個人の権利、私有の概念、社会の倫理など、18世紀の産業革命は物質的豊かさをもたらし、人間の価値観を中世以前とはまるで異なるものに変えた。
そして、本格的な「人口減少」時代を迎えた今、「AI(人工知能)」による新しい産業革命が、再び人間の価値観を根本から変えようとしている。
新時代の見取り図「小売編」
AI(人工知能)時代における小売店は、ビジネスに対する考え方について根本的な転換を迫られる可能性が高い。表面的には従来と同じに見えるかもしれないが、今とはまったく異なる業態にシフトすると考えた方がよいだろう。
「セルフレジ」と「レジなし」は根本的に違う
このところ人手不足が深刻化していることから、コンビニ各社はセルフレジの導入準備を進めている。一方、米アマゾンはレジのない無人コンビニのサービスを2018年から開始した。両社の取り組みは似ているように見えるが、ビジネスに対する考え方は正反対であり、両者の立ち位置は根本的に違うということを理解しておくべきである。

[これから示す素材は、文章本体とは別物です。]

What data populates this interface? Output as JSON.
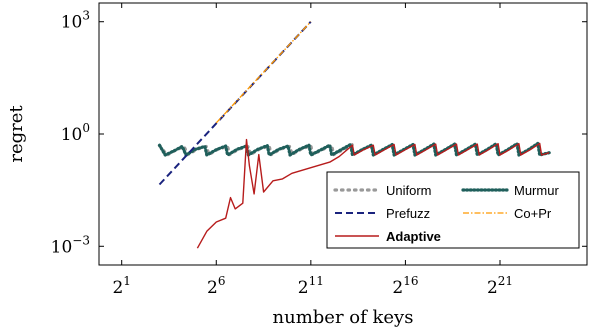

セルフレジの導入はあくまで既存業務の効率化という文脈で解釈できる。このところ人手不足が深刻になっており、高い時給を提示してもアルバイトやパートが集まらないというケースが増えている。コンビニの現場では、外国人労働者に大きく依存するようになっているが、日本は本格的に移民を受け入れているわけではないので、外国人シフトにも限界がある。
こうした状況を改善するための手段がセルフレジである。レジを自動化し、精算業務の一部を顧客に実施してもらえば、3人で回していた店舗を2名で回せるようになる。セルフレジが普及すれば、人手不足がさらに深刻化しても、ある程度までなら従来の延長線上で対応することができるだろう。
この措置は、あくまで業務を効率化しただけであり、小売店としてのビジネスが変化したわけではない。ところが、アマゾンの無人コンビニは違う。両者の質的な違いは、対象となる顧客層に端的に表れている。